Korean politics: It's all about lunch
Seoul - There's no such thing as a free lunch. That's the message from South Korea's president to residents of the capital Seoul where the midday meal has become a hot political issue.
Seoulites will vote on August 24 on whether to provide all children with a free lunch at school, in what on the surface appears to be minor affair but has been front page news for months in one of the world's largest cities.
Last December, emotions even spilled over at a city council meeting with politicians brawling over the affair.
President Lee Myung-bak has endorsed his ruling party's stance that a free lunch is a cost the state cannot afford to bear, and points to the debt crisis in Europe as an example of the fiscal strain caused by excessive welfare spending.

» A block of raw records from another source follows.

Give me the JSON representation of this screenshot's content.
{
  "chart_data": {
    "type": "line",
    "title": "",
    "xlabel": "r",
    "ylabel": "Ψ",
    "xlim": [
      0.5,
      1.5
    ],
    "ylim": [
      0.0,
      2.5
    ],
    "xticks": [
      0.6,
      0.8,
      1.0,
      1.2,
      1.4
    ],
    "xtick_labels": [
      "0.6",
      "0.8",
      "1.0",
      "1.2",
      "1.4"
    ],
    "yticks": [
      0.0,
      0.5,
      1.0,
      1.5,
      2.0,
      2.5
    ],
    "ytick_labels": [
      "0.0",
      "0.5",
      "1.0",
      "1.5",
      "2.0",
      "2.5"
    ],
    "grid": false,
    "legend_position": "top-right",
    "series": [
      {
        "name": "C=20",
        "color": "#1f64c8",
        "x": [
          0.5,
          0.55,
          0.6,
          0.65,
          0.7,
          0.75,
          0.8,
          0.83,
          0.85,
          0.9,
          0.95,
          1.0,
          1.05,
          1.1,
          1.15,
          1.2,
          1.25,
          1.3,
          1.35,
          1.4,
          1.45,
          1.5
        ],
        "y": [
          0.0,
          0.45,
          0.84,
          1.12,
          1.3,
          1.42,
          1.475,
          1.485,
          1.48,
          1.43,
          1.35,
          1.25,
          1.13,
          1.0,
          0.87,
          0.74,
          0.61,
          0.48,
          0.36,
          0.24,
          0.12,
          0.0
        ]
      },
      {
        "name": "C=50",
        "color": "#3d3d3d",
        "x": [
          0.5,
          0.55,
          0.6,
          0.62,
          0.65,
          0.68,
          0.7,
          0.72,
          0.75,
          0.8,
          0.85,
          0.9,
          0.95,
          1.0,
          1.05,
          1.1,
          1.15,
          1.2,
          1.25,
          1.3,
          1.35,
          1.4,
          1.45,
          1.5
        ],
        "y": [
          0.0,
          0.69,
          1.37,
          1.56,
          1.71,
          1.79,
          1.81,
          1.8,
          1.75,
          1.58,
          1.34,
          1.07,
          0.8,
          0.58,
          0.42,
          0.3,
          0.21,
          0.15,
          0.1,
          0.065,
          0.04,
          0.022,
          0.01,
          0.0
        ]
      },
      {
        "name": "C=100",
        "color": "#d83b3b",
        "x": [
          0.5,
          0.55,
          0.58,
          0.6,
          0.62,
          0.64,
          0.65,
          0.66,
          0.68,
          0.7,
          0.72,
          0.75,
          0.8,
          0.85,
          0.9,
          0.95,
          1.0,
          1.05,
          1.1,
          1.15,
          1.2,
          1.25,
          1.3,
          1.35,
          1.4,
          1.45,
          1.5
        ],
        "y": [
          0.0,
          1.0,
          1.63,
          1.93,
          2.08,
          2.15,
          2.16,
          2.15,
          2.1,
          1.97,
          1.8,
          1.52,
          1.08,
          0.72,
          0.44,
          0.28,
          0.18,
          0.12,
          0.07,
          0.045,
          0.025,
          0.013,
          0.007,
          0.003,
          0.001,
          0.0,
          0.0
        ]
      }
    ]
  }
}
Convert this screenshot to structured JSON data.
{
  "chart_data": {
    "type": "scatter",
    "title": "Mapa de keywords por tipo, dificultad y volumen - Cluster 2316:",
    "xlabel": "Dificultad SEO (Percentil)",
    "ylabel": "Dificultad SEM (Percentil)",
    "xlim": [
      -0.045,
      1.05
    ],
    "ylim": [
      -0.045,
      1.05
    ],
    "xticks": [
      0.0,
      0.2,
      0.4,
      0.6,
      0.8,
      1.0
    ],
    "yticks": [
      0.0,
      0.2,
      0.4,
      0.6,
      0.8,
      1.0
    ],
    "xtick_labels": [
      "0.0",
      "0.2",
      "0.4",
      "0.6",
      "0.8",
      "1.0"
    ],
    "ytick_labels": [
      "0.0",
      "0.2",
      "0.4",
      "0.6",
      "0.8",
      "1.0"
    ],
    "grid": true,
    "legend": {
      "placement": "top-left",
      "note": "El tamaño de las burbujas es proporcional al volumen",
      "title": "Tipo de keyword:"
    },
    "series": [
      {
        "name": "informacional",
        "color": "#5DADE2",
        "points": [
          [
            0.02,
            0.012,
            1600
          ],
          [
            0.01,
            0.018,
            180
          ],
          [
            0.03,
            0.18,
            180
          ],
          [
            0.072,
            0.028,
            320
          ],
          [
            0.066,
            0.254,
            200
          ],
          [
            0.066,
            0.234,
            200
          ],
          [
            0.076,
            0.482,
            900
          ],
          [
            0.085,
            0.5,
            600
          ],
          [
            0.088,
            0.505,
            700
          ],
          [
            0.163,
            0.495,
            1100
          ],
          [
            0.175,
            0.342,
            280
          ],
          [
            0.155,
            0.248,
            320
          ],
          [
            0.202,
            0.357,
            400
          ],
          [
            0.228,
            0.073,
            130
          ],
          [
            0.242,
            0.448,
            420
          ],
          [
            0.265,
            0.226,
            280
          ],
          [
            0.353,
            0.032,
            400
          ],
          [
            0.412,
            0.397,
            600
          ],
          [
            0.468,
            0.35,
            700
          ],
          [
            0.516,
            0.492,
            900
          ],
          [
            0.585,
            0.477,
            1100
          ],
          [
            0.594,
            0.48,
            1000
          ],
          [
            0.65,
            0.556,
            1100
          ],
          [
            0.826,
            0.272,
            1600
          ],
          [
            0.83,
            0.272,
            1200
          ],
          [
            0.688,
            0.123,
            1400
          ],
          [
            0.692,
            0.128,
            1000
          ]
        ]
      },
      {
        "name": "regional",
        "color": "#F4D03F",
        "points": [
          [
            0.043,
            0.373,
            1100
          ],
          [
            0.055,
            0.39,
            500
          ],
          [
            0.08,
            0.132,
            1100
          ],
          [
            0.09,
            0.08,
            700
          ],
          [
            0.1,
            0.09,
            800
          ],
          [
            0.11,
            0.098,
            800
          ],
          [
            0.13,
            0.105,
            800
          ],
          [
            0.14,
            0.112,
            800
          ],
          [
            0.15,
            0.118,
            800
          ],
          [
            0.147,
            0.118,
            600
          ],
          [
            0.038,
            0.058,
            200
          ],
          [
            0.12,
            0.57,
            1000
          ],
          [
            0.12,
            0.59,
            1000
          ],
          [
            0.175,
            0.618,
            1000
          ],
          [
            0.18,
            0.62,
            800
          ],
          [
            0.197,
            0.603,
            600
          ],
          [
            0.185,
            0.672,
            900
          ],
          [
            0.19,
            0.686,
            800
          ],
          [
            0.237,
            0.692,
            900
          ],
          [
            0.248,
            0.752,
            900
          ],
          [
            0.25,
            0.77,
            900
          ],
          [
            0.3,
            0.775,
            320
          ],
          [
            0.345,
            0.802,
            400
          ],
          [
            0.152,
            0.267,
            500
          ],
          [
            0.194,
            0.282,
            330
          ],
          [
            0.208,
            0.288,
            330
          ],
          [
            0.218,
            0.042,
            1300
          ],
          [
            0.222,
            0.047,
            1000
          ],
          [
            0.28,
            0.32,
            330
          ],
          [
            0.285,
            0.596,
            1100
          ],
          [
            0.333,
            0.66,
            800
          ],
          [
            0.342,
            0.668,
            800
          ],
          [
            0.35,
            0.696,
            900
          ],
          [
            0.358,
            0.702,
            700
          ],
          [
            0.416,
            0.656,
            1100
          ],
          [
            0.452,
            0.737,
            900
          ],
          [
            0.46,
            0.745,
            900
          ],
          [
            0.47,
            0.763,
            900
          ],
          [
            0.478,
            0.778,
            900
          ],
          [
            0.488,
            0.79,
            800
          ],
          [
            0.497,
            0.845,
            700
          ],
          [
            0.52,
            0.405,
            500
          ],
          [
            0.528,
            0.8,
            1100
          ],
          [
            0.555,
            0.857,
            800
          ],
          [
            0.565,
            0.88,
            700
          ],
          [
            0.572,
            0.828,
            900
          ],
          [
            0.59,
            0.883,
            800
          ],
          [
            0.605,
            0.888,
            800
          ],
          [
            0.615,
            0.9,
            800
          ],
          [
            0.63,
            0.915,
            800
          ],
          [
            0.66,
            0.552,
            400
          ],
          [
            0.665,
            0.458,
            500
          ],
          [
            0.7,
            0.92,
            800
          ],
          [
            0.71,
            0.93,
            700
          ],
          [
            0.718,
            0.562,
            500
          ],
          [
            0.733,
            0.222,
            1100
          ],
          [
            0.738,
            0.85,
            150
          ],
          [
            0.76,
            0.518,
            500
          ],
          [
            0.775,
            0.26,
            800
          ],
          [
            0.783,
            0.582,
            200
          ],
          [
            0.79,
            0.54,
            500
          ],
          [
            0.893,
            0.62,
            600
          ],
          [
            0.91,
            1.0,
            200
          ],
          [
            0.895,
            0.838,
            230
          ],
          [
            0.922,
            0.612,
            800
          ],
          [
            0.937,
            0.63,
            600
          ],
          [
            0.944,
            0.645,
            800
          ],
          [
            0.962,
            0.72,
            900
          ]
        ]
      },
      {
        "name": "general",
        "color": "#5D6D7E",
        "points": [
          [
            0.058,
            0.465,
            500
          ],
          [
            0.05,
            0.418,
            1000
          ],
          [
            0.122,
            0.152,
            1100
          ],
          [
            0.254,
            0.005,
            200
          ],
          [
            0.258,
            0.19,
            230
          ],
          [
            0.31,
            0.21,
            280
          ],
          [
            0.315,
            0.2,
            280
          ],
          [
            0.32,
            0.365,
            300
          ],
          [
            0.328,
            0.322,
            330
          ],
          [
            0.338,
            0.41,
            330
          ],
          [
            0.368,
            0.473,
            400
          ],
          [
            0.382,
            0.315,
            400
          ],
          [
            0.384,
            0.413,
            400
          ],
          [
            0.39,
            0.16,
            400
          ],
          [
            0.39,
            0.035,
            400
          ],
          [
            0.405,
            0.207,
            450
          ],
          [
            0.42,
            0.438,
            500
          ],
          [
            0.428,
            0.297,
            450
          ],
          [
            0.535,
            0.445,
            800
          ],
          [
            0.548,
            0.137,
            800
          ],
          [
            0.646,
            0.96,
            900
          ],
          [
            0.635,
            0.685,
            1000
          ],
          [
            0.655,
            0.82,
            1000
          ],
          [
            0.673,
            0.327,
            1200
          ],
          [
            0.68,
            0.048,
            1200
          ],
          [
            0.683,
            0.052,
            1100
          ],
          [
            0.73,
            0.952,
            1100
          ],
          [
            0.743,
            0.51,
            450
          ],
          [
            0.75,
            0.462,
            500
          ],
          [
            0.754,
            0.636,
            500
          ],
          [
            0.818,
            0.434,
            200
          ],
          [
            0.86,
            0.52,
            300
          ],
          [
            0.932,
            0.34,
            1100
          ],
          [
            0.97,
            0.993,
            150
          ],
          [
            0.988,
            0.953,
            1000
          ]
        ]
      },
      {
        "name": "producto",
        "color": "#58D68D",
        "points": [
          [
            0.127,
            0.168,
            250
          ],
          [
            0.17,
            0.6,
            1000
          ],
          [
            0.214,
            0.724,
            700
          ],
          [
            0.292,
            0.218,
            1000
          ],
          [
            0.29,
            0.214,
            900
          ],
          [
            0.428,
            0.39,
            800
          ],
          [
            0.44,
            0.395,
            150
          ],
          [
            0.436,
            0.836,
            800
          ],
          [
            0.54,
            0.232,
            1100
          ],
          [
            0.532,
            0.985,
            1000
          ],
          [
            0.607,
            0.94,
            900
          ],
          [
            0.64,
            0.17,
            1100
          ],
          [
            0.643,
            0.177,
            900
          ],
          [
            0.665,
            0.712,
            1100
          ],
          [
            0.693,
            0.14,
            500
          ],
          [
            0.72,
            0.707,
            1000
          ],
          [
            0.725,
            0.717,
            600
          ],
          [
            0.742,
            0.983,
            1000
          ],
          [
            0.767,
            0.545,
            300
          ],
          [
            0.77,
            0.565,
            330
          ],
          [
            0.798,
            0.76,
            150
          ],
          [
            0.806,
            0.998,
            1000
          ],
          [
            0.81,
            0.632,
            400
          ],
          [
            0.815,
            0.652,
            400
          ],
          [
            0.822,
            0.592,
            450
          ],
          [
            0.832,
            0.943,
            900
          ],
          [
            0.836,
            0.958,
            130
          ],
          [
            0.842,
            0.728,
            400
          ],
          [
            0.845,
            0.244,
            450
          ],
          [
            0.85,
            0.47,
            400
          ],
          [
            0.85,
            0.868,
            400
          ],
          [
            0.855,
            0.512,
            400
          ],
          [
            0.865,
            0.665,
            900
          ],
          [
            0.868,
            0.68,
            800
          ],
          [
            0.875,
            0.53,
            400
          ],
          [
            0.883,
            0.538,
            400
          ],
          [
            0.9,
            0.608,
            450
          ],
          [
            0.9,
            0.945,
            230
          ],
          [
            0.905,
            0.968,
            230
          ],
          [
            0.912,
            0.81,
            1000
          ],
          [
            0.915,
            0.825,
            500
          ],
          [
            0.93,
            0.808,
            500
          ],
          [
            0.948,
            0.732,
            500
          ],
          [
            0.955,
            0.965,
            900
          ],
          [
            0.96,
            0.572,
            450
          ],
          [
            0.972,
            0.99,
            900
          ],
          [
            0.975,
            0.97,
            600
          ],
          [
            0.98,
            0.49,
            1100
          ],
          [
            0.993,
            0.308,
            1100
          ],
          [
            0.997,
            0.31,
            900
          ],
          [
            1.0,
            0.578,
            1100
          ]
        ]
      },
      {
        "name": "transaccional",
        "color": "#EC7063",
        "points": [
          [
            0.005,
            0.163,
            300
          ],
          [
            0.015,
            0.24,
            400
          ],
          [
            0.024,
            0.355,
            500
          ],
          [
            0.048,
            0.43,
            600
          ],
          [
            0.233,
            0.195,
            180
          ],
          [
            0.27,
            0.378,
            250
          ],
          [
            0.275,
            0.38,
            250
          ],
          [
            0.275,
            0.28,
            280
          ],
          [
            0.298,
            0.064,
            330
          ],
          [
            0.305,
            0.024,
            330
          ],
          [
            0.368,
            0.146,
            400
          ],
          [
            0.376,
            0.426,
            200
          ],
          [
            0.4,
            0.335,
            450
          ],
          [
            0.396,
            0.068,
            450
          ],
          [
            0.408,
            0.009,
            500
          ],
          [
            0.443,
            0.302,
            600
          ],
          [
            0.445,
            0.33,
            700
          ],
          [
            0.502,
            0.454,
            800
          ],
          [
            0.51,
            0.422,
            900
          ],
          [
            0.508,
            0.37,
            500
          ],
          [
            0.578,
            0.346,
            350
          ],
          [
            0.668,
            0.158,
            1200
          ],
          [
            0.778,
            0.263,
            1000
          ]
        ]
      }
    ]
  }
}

Lee has criticised politicians for proposing costly populist policies to win votes ahead of next year's general elections as opinion polls show the two main parties running neck and neck.
The two main political parties have clashed repeatedly over the issue, and the city's conservative and ambitious mayor, Oh Se-hoon, has staked his political reputation on the vote.
The telegenic Oh on Friday ruled out a possible run for the presidency next year, clearing the path for the Park Guen-hye to win the GNP's nomination.
Opinion polls show that Park, the daughter of former military strongman turned dictator, Chung-hee, is the clear favourite to win the 2012 presidential vote.
As well as pork-barrel politics, the main issues in next April's parliamentary election are likely to be job creation, inflation and the growing wealth divide.